Шрифт:
Интервал:
Закладка:
Сегодня у нас есть множество доказательств того, что люди во многих ситуациях руководствуются практическими наблюдениями и эвристикой, – а не постулатами «нормативной модели», в рамках которой индивидам традиционно приписывалась рациональность, умение взвешивать преимущества и недостатки и использовать для принятия решений только существенную информацию. Эвристика позволяет нам принимать решения быстро, не задумываясь о базовых показателях и сравнительном парном анализе. И она предлагает соблазнительное правило: «Я должен искать до тех пор, пока не найду альтернативу, соответствующую моим требованиям; и тогда не нужно будет добиваться лучшего результата и определять лучший выбор». Представим, что я отправился в столовую пообедать; времени у меня немного – я должен успеть на деловую встречу. Мне приносят меню: чтобы сделать заказ «по всем правилам», мне нужно было бы провести парный анализ сотни основных блюд, закусок и салатов. Какую же стратегию использовать, чтобы ускорить процесс принятия решения?
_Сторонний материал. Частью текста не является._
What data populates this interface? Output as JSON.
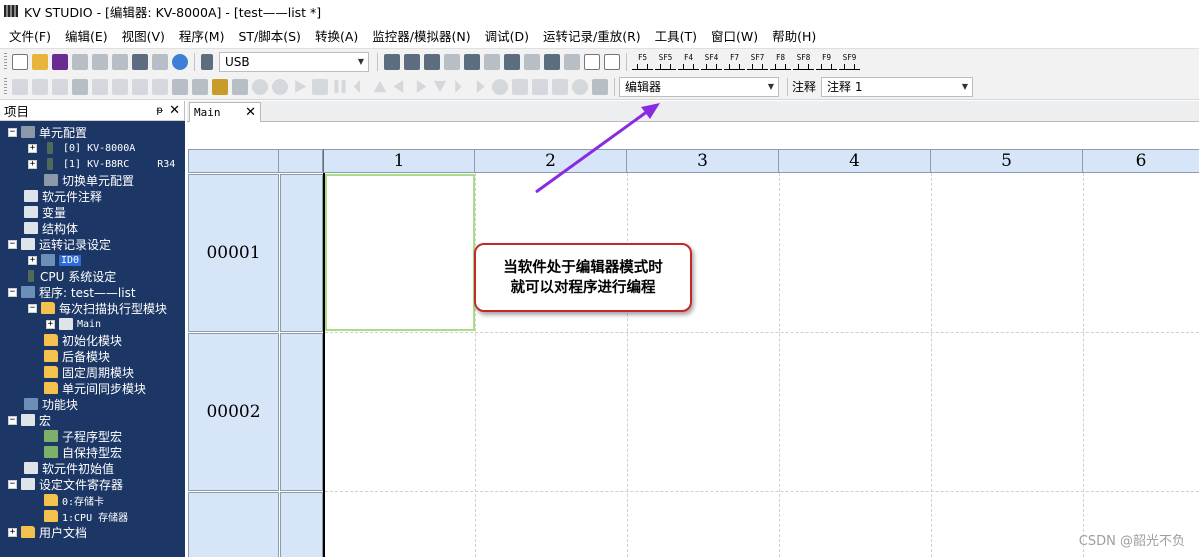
{
  "window": {
    "title": "KV STUDIO - [编辑器: KV-8000A] - [test——list *]"
  },
  "menu": [
    "文件(F)",
    "编辑(E)",
    "视图(V)",
    "程序(M)",
    "ST/脚本(S)",
    "转换(A)",
    "监控器/模拟器(N)",
    "调试(D)",
    "运转记录/重放(R)",
    "工具(T)",
    "窗口(W)",
    "帮助(H)"
  ],
  "toolbar1": {
    "connection_value": "USB",
    "fkeys": [
      "F5",
      "SF5",
      "F4",
      "SF4",
      "F7",
      "SF7",
      "F8",
      "SF8",
      "F9",
      "SF9"
    ]
  },
  "toolbar2": {
    "mode_value": "编辑器",
    "comment_label": "注释",
    "comment_value": "注释 1"
  },
  "pane": {
    "title": "项目",
    "pin": "ᵽ",
    "close": "✕",
    "tree": {
      "unit_config": "单元配置",
      "unit0": "[0]  KV-8000A",
      "unit1": "[1]  KV-B8RC",
      "unit1_suffix": "R34",
      "switch_unit": "切换单元配置",
      "device_comment": "软元件注释",
      "variables": "变量",
      "struct": "结构体",
      "oplog": "运转记录设定",
      "ido": "ID0",
      "cpu": "CPU 系统设定",
      "program": "程序: test——list",
      "scan_module": "每次扫描执行型模块",
      "main": "Main",
      "init_module": "初始化模块",
      "standby_module": "后备模块",
      "fixed_module": "固定周期模块",
      "sync_module": "单元间同步模块",
      "function_block": "功能块",
      "macro": "宏",
      "sub_macro": "子程序型宏",
      "self_macro": "自保持型宏",
      "device_init": "软元件初始值",
      "file_register": "设定文件寄存器",
      "card": "0:存储卡",
      "cpu_mem": "1:CPU 存储器",
      "user_docs": "用户文档"
    }
  },
  "editor": {
    "tab_label": "Main",
    "tab_close": "✕",
    "columns": [
      "1",
      "2",
      "3",
      "4",
      "5",
      "6"
    ],
    "rows": [
      "00001",
      "00002"
    ]
  },
  "callout": {
    "line1": "当软件处于编辑器模式时",
    "line2": "就可以对程序进行编程"
  },
  "watermark": "CSDN @韶光不负",
  "colors": {
    "tree_bg": "#1c3765",
    "header_bg": "#d6e5f7",
    "arrow": "#8a2be2",
    "callout_border": "#c62828",
    "cursor": "#a8df86"
  }
}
Я могу опереться на собственный практический опыт: «Лучше выбрать блюдо, которое я уже пробовал и которое было нормальным на вкус». Можно определиться еще быстрее, если применить правило «первого попавшегося варианта»: «Я закажу первое же блюдо из меню, которое будет соответствовать предыдущему критерию». Альтернативным подходом будет обращение к официанту с просьбой назвать все плюсы и минусы каждого пункта меню. Такой подход, конечно, не позволит сэкономить время, и если оно ограничено, я приму решение заказать первое достаточно хорошее блюдо (Simon, 1979). Если бы я продолжил поиск, не ограничиваясь первым удовлетворительным вариантом, вполне возможно, в меню нашлись бы и лучшие позиции. Однако поскольку время в данном случае для меня особенно важно, я стремлюсь принять решение как можно раньше. Ведь если искать дальше, меня ждут дополнительные затраты: у меня будет меньше времени непосредственно на еду, в результате мне может ничего не понравиться, да и вообще-то сравнивать между собой все салаты и мясные блюда мне неинтересно. Вследствие подобных рассуждений у меня может возникнуть предвзятость подтверждения: я буду искать только те варианты, которые соответствуют моему исходному убеждению. Как если бы я считал себя неудачником и прекращал поиск доказательств после нахождения первого же примера неудачи, заключая, что это вполне весомый аргумент.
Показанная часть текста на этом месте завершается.